Israel’s Beit Guvrin-Maresha National Park has reopened to the public for the first time in 25 years to house an exhibition of works by the Italian artist and architect Ivo Bisignano. Entitled “Human Forms,” the show features a suite of never-before-seen works that interact directly with the park’s Southern Cave—a manmade quarry dating back as far as 112 BCE.
Within the cave, Bisignano juxtaposes elements of human and inanimate, and the ancient world with the digital age, in a series of five video projections and seven sculptures. By an act as simple as placing objects within its walls, viewers experience the structure’s unprecedented transformation from an archaeological site into a cavernous museum, where the artist’s sculptures have taken up residence.

“I wanted to install ‘Human Forms’ in the incredible Southern Cave at Beit Guvrin in order to establish a temporary home for the work, but within a historic and archeological context within a historical and archaic context,” said Bisignano. “In this case, the “museum” is the site itself.”
Viewers take in the dichotomy of stillness and movement of light through elements like hand-drawn crows, Pop art references, and animations projected onto the cave’s sloping, limestone walls.
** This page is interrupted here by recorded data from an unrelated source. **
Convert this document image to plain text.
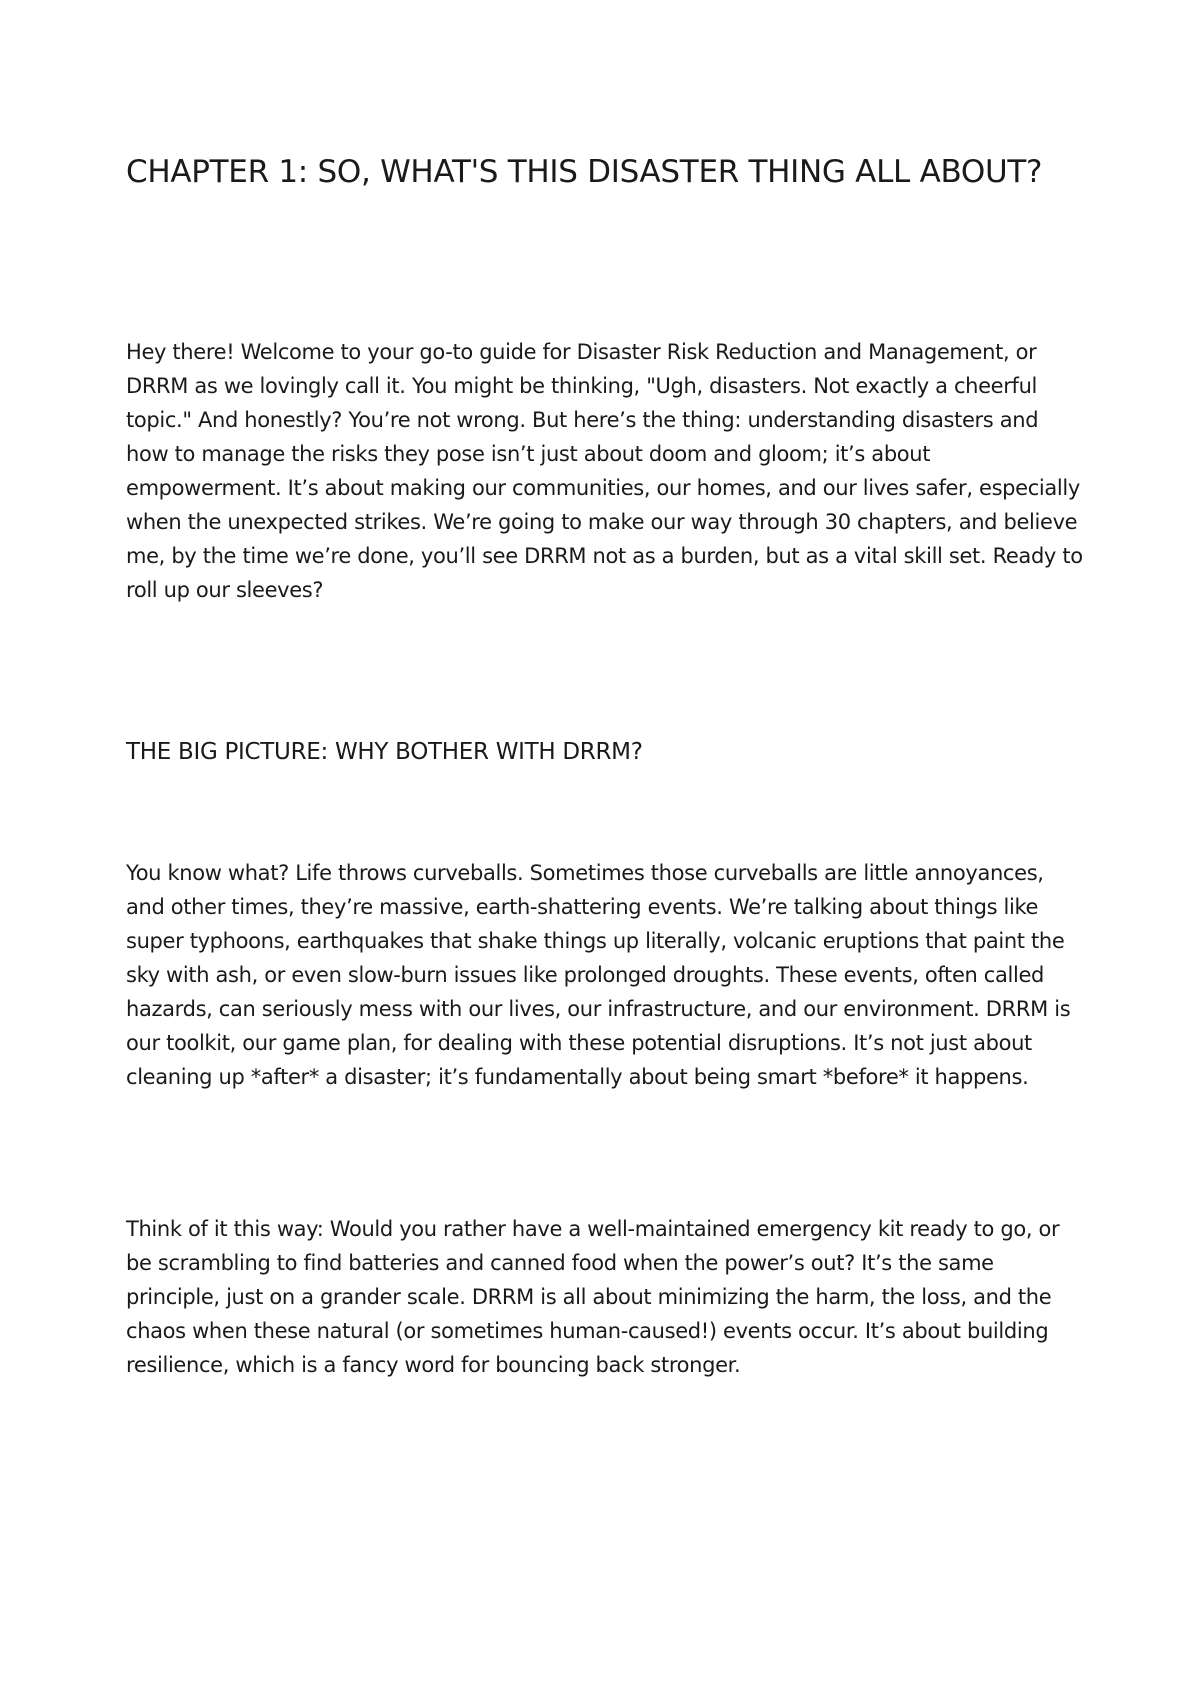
CHAPTER 1: SO, WHAT'S THIS DISASTER THING ALL ABOUT?

Hey there! Welcome to your go-to guide for Disaster Risk Reduction and Management, or DRRM as we lovingly call it. You might be thinking, "Ugh, disasters. Not exactly a cheerful topic." And honestly? You’re not wrong. But here’s the thing: understanding disasters and how to manage the risks they pose isn’t just about doom and gloom; it’s about empowerment. It’s about making our communities, our homes, and our lives safer, especially when the unexpected strikes. We’re going to make our way through 30 chapters, and believe me, by the time we’re done, you’ll see DRRM not as a burden, but as a vital skill set. Ready to roll up our sleeves?

THE BIG PICTURE: WHY BOTHER WITH DRRM?

You know what? Life throws curveballs. Sometimes those curveballs are little annoyances, and other times, they’re massive, earth-shattering events. We’re talking about things like super typhoons, earthquakes that shake things up literally, volcanic eruptions that paint the sky with ash, or even slow-burn issues like prolonged droughts. These events, often called hazards, can seriously mess with our lives, our infrastructure, and our environment. DRRM is our toolkit, our game plan, for dealing with these potential disruptions. It’s not just about cleaning up *after* a disaster; it’s fundamentally about being smart *before* it happens.

Think of it this way: Would you rather have a well-maintained emergency kit ready to go, or be scrambling to find batteries and canned food when the power’s out? It’s the same principle, just on a grander scale. DRRM is all about minimizing the harm, the loss, and the chaos when these natural (or sometimes human-caused!) events occur. It’s about building resilience, which is a fancy word for bouncing back stronger.
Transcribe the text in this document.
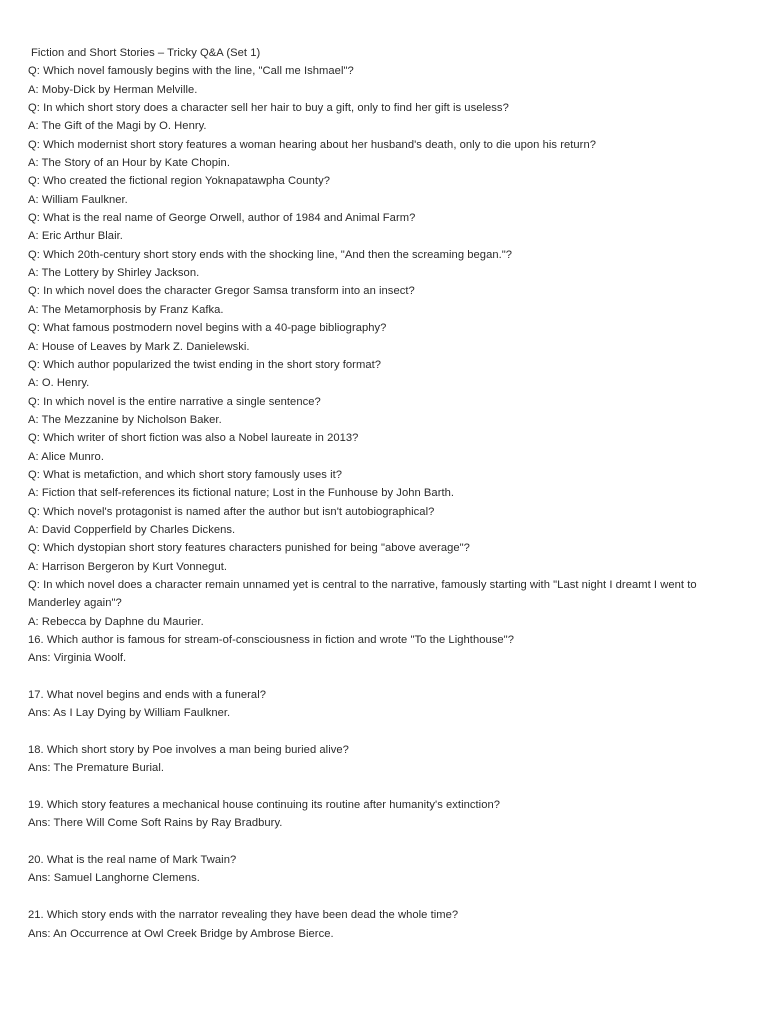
Fiction and Short Stories – Tricky Q&A (Set 1)
Q: Which novel famously begins with the line, "Call me Ishmael"?
A: Moby-Dick by Herman Melville.
Q: In which short story does a character sell her hair to buy a gift, only to find her gift is useless?
A: The Gift of the Magi by O. Henry.
Q: Which modernist short story features a woman hearing about her husband's death, only to die upon his return?
A: The Story of an Hour by Kate Chopin.
Q: Who created the fictional region Yoknapatawpha County?
A: William Faulkner.
Q: What is the real name of George Orwell, author of 1984 and Animal Farm?
A: Eric Arthur Blair.
Q: Which 20th-century short story ends with the shocking line, "And then the screaming began."?
A: The Lottery by Shirley Jackson.
Q: In which novel does the character Gregor Samsa transform into an insect?
A: The Metamorphosis by Franz Kafka.
Q: What famous postmodern novel begins with a 40-page bibliography?
A: House of Leaves by Mark Z. Danielewski.
Q: Which author popularized the twist ending in the short story format?
A: O. Henry.
Q: In which novel is the entire narrative a single sentence?
A: The Mezzanine by Nicholson Baker.
Q: Which writer of short fiction was also a Nobel laureate in 2013?
A: Alice Munro.
Q: What is metafiction, and which short story famously uses it?
A: Fiction that self-references its fictional nature; Lost in the Funhouse by John Barth.
Q: Which novel's protagonist is named after the author but isn't autobiographical?
A: David Copperfield by Charles Dickens.
Q: Which dystopian short story features characters punished for being "above average"?
A: Harrison Bergeron by Kurt Vonnegut.
Q: In which novel does a character remain unnamed yet is central to the narrative, famously starting with "Last night I dreamt I went to Manderley again"?
A: Rebecca by Daphne du Maurier.
16. Which author is famous for stream-of-consciousness in fiction and wrote "To the Lighthouse"?
Ans: Virginia Woolf.
17. What novel begins and ends with a funeral?
Ans: As I Lay Dying by William Faulkner.
18. Which short story by Poe involves a man being buried alive?
Ans: The Premature Burial.
19. Which story features a mechanical house continuing its routine after humanity's extinction?
Ans: There Will Come Soft Rains by Ray Bradbury.
20. What is the real name of Mark Twain?
Ans: Samuel Langhorne Clemens.
21. Which story ends with the narrator revealing they have been dead the whole time?
Ans: An Occurrence at Owl Creek Bridge by Ambrose Bierce.
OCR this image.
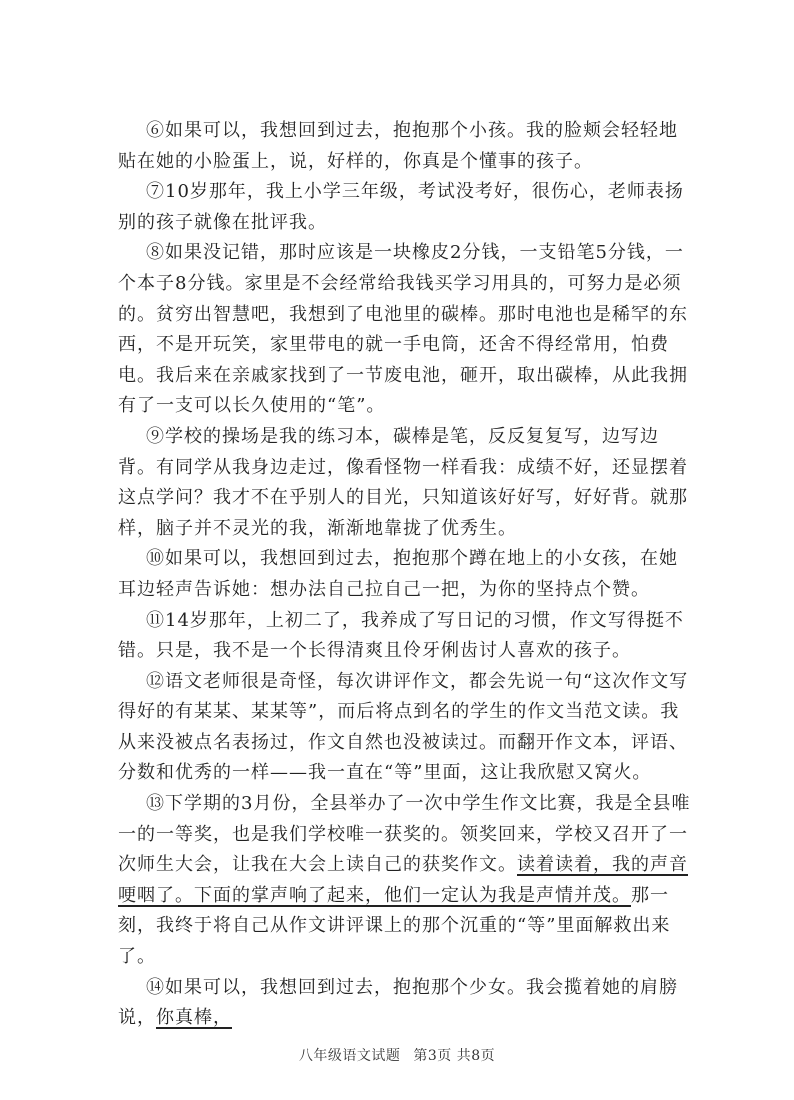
⑥如果可以，我想回到过去，抱抱那个小孩。我的脸颊会轻轻地贴在她的小脸蛋上，说，好样的，你真是个懂事的孩子。

⑦10岁那年，我上小学三年级，考试没考好，很伤心，老师表扬别的孩子就像在批评我。

⑧如果没记错，那时应该是一块橡皮2分钱，一支铅笔5分钱，一个本子8分钱。家里是不会经常给我钱买学习用具的，可努力是必须的。贫穷出智慧吧，我想到了电池里的碳棒。那时电池也是稀罕的东西，不是开玩笑，家里带电的就一手电筒，还舍不得经常用，怕费电。我后来在亲戚家找到了一节废电池，砸开，取出碳棒，从此我拥有了一支可以长久使用的“笔”。

⑨学校的操场是我的练习本，碳棒是笔，反反复复写，边写边背。有同学从我身边走过，像看怪物一样看我：成绩不好，还显摆着这点学问？我才不在乎别人的目光，只知道该好好写，好好背。就那样，脑子并不灵光的我，渐渐地靠拢了优秀生。

⑩如果可以，我想回到过去，抱抱那个蹲在地上的小女孩，在她耳边轻声告诉她：想办法自己拉自己一把，为你的坚持点个赞。

⑪14岁那年，上初二了，我养成了写日记的习惯，作文写得挺不错。只是，我不是一个长得清爽且伶牙俐齿讨人喜欢的孩子。

⑫语文老师很是奇怪，每次讲评作文，都会先说一句“这次作文写得好的有某某、某某等”，而后将点到名的学生的作文当范文读。我从来没被点名表扬过，作文自然也没被读过。而翻开作文本，评语、分数和优秀的一样——我一直在“等”里面，这让我欣慰又窝火。

⑬下学期的3月份，全县举办了一次中学生作文比赛，我是全县唯一的一等奖，也是我们学校唯一获奖的。领奖回来，学校又召开了一次师生大会，让我在大会上读自己的获奖作文。读着读着，我的声音哽咽了。下面的掌声响了起来，他们一定认为我是声情并茂。那一刻，我终于将自己从作文讲评课上的那个沉重的“等”里面解救出来了。

⑭如果可以，我想回到过去，抱抱那个少女。我会揽着她的肩膀说，你真棒，

八年级语文试题 第3页 共8页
The monolithic humanoid pieces have been placed around the space as though they were visitors in the park themselves, created with inspiration from contemporary obsessions surrounding beauty, tears, racial diversity, and body image.

Open through November 1, the show is accompanied by exclusive written narratives from creatives like Yotam Ottolenghi, Sir Peter Cook, Robert C. Morgan, and Binnie A Dansby.